Berbicara geopolitik atau situasi kawasan, kata Riza, kunjungan Presiden Jokowi tidak akan terlalu nampak karena permasalahan tanggungjawabnya lebih banyak di negara-negara besar. Secara geografis, di Eropa, Asia Tenggara atau Asia pada umumnya tidak terlalu nampak pengaruhnya, kecuali jika perang berlanjut dengan menggunakan persenjataan nuklir.
“Itu efek beratnya mungkin bisa memicu perang dunia ketiga. Tapi proyeksi saya itu agak jauh karena ini lebih banyak dibatasi dampaknya agar secara geografis tidak sampai meluas ke kawasan-kawasan lain,” terangnya.
Ia mengungkapkan bagaimanapun kunjungan Presiden Jokowi memperlihatkan sinyal politik luar negeri Indonesia tetap menginginkan adanya stabilitas di kawasan internasional.

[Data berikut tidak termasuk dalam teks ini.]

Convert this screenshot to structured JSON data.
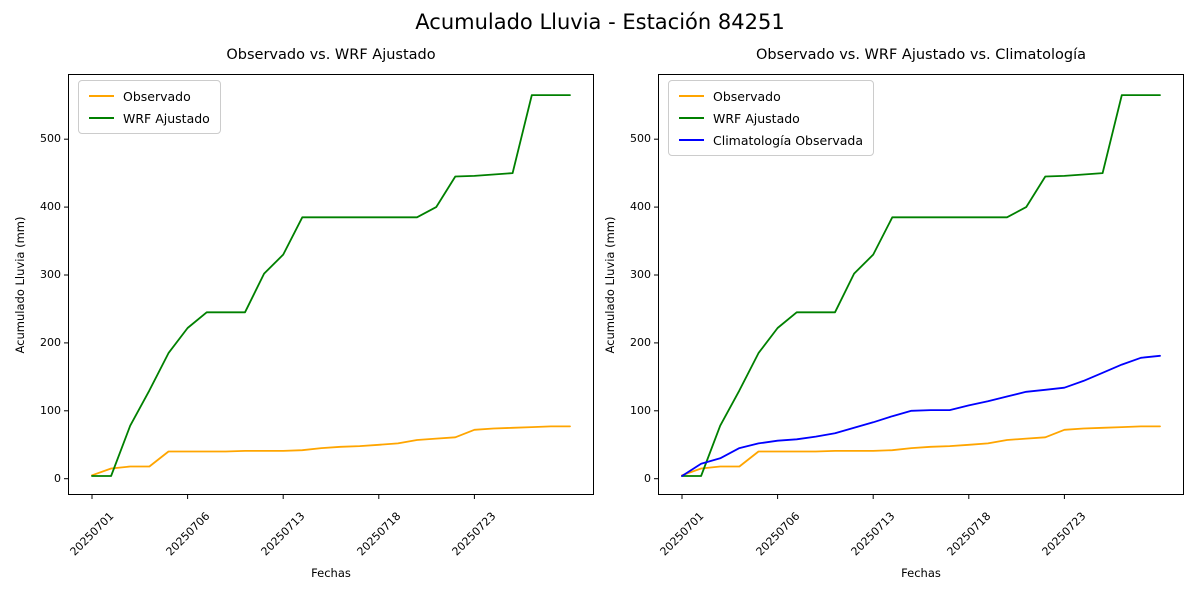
{
  "figure": {
    "title": "Acumulado Lluvia - Estación 84251",
    "background_color": "#ffffff",
    "text_color": "#000000",
    "spine_color": "#000000"
  },
  "chart_data": [
    {
      "type": "line",
      "title": "Observado vs. WRF Ajustado",
      "xlabel": "Fechas",
      "ylabel": "Acumulado Lluvia (mm)",
      "grid": false,
      "legend_position": "upper left",
      "n_points": 26,
      "x_tick_indices": [
        0,
        5,
        10,
        15,
        20
      ],
      "x_tick_labels": [
        "20250701",
        "20250706",
        "20250713",
        "20250718",
        "20250723"
      ],
      "x_tick_rotation": 45,
      "yticks": [
        0,
        100,
        200,
        300,
        400,
        500
      ],
      "ylim": [
        -24,
        596
      ],
      "series": [
        {
          "name": "Observado",
          "color": "#FFA500",
          "values": [
            5,
            15,
            18,
            18,
            40,
            40,
            40,
            40,
            41,
            41,
            41,
            42,
            45,
            47,
            48,
            50,
            52,
            57,
            59,
            61,
            72,
            74,
            75,
            76,
            77,
            77
          ]
        },
        {
          "name": "WRF Ajustado",
          "color": "#008000",
          "values": [
            4,
            4,
            78,
            130,
            185,
            222,
            245,
            245,
            245,
            302,
            330,
            385,
            385,
            385,
            385,
            385,
            385,
            385,
            400,
            445,
            446,
            448,
            450,
            565,
            565,
            565
          ]
        }
      ]
    },
    {
      "type": "line",
      "title": "Observado vs. WRF Ajustado vs. Climatología",
      "xlabel": "Fechas",
      "ylabel": "Acumulado Lluvia (mm)",
      "grid": false,
      "legend_position": "upper left",
      "n_points": 26,
      "x_tick_indices": [
        0,
        5,
        10,
        15,
        20
      ],
      "x_tick_labels": [
        "20250701",
        "20250706",
        "20250713",
        "20250718",
        "20250723"
      ],
      "x_tick_rotation": 45,
      "yticks": [
        0,
        100,
        200,
        300,
        400,
        500
      ],
      "ylim": [
        -24,
        596
      ],
      "series": [
        {
          "name": "Observado",
          "color": "#FFA500",
          "values": [
            5,
            15,
            18,
            18,
            40,
            40,
            40,
            40,
            41,
            41,
            41,
            42,
            45,
            47,
            48,
            50,
            52,
            57,
            59,
            61,
            72,
            74,
            75,
            76,
            77,
            77
          ]
        },
        {
          "name": "WRF Ajustado",
          "color": "#008000",
          "values": [
            4,
            4,
            78,
            130,
            185,
            222,
            245,
            245,
            245,
            302,
            330,
            385,
            385,
            385,
            385,
            385,
            385,
            385,
            400,
            445,
            446,
            448,
            450,
            565,
            565,
            565
          ]
        },
        {
          "name": "Climatología Observada",
          "color": "#0000FF",
          "values": [
            4,
            22,
            30,
            45,
            52,
            56,
            58,
            62,
            67,
            75,
            83,
            92,
            100,
            101,
            101,
            108,
            114,
            121,
            128,
            131,
            134,
            144,
            156,
            168,
            178,
            181
          ]
        }
      ]
    }
  ]
}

Politik luar negeri Indonesia tetap menginginkan perdamaian sebagai tujuan utamanya.
Negara-negara besar selama ini sesungguhnya telah berusaha menengahi konflik tetapi belum menampakkan hasil. Di sinilah keuntungan dan kelebihan Presiden Jokowi saat melakukan kunjungan di dua negara yang tengah berkonflik.

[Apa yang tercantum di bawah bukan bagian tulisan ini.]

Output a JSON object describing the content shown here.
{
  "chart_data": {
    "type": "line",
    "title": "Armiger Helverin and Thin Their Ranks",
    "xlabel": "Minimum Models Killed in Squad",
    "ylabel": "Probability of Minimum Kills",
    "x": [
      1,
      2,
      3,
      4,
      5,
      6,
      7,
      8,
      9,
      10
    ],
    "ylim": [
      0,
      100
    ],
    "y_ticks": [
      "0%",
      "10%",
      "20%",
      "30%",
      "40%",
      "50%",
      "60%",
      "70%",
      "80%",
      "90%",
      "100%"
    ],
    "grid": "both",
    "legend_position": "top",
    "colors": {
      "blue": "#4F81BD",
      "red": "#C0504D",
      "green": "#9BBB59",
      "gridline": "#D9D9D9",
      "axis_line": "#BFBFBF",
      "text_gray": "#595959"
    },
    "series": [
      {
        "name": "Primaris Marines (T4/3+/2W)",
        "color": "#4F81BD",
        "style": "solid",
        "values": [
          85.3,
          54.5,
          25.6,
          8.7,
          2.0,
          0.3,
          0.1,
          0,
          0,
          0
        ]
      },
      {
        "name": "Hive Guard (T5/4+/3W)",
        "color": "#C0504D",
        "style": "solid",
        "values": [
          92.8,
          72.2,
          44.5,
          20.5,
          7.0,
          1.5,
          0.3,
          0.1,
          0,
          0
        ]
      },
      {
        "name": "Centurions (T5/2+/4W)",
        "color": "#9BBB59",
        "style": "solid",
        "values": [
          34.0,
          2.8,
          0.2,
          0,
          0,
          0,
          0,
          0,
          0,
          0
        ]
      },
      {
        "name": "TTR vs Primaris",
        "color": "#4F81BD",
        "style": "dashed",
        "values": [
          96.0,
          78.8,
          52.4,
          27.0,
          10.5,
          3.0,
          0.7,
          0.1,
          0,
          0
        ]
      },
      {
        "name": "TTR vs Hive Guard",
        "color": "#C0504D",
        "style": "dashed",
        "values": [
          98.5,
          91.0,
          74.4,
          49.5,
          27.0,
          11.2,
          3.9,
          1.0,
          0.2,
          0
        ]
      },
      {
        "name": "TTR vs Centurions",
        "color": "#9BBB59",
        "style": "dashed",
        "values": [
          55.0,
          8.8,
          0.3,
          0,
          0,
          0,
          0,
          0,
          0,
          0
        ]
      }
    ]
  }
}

Jokowi disebut sebagai juru damai yang tulus dan juru damai yang tidak memiliki kepentingan selain berharap agar mereka yang berkonflik segera berdamai. Berbeda dengan negara-negara besar dan negara-negara yang memiliki nuklir yang tergabung dalam aliansi militer yang memiliki kepentingan.
“Turki pernah, Israel pernah, Perancis pernah tetapi mereka tidak genuine. Jadi mereka memihak dan oleh karenanya dipandang dari sisi Rusia mereka dianggap tidak netral. Kita dalam posisi yang netral dan sejak awal kita memiliki konsistensi sikap yang seperti itu,” ujarnya.
Riza mengakui kunjungan memang tidak bisa menghadirkan perdamaian dengan segera tetapi setidaknya mampu menurunkan tensi ketegangan. Agenda paling penting lainnya dari kunjungan Presiden Jokowi adalah memitigasi dampak terhadap pemulihan ekonomi. Bagaimana memitigasi terhadap dampak perang terhadap pemulihan ekonomi.
Soal memitigasi ini tentu yang menjadi misi utama, dan sebagai pengamat Riza optimis menilai hal itu bisa tercapai karena sudah ada beberapa inisiatif, misalnya akan dibukanya koridor untuk suplai pangan. Koridor suplai pangan yang terkait rantai pasok pangan ini sangat penting karena Ukraina selama ini kehilangan akses ekspor.
“Hal ini saya kira yang mengganggu sektor pangan di dunia. Kalau nanti disepakati paling tidak ada pernyataan awal dari kedua belah pihak menggagas koridor terkait rantai pasok pangan, dan saya kira itu capaian yang besar dari pak Jokowi. Kita tunggu juga yang menyangkut energi,” imbuhnya.